If exposure to HIV (or hepatitis B or C virus) (see Chapters 305 and 306) has occurred, the risk for transmission for any or each of the pathogens to which the individual is exposed should be assessed. If the source patient is known to be infected with HIV, the interviewer should determine the stage of illness, recent results of viremia testing (if available), and recent antiretroviral treatment history.8,9,152,165 If the source patient’s HIV status is not known, information relevant to the probability of infection (e.g., presence or absence of risk behaviors), as well as clinical and epidemiologic clues that suggest undiagnosed HIV infection, should be recorded and considered when recommendations for follow-up management are made.
For needle punctures or similar percutaneous injuries, information about the source material and exposure characteristics known to be associated with increased risk for HIV transmission (deep injury, visibly bloody device, device used in an artery or vein) should be carefully collected and recorded.8,9,22 In addition, the practitioner should inquire about factors likely to increase the transmission risk (e.g., injection of a volume of blood, exposure to hollow-bore needle, exposure to large-gauge needle).
For mucosal exposure, the body fluid or material involved and the exposed site, volume of material, and duration of contact before decontamination should be recorded.
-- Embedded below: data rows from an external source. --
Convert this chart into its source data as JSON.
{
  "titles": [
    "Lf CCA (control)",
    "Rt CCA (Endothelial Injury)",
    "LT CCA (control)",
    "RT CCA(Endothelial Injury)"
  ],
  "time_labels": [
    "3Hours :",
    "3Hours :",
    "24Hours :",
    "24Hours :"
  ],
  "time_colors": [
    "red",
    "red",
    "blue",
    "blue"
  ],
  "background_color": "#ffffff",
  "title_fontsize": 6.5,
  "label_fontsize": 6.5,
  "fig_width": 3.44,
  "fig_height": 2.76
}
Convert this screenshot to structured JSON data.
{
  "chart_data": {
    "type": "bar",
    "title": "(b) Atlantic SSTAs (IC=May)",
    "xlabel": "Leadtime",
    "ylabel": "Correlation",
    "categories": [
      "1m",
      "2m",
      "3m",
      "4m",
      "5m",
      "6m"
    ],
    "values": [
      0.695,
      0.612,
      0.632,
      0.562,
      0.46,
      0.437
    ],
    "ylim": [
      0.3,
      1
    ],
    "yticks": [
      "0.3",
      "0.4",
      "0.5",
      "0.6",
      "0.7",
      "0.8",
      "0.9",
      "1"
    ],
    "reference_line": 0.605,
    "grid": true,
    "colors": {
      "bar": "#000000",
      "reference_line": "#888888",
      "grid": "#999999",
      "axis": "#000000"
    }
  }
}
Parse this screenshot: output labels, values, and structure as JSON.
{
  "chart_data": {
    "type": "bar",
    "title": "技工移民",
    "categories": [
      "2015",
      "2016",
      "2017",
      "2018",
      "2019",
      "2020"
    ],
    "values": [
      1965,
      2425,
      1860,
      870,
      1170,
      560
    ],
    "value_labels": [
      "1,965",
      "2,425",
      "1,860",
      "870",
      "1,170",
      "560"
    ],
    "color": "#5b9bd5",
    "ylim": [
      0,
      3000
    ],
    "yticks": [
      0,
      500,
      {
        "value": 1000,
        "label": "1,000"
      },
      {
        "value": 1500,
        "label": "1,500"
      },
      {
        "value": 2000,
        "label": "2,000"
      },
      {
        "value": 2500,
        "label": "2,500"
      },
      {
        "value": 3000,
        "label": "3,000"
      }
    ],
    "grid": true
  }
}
In addition to these data, for reported skin contacts, the condition of the skin at the site of contact should be evaluated to detect lesions that could provide a portal of entry and influence the risk for infection. For intact skin exposures without an obvious portal of entry, infection is so unlikely that further evaluation and treatment are not necessary unless the contact is prolonged or involves a large area of intact skin. Even then, the risk for HIV infection is extremely small.13
Human bites rarely transmit HIV (see later discussion).170–173 The person who inflicted the bite may sustain a mucosal blood exposure to HIV, but only if the skin was penetrated, the bite wound bled, or both. The person who is bitten is usually not at risk for HIV infection unless blood or visibly bloody saliva was in direct contact with the bite wound. Penetrating bite wounds do pose a risk for bacterial wound infection, and appropriate wound care and antibacterial prophylaxis should be provided, when indicated (see Chapter 320).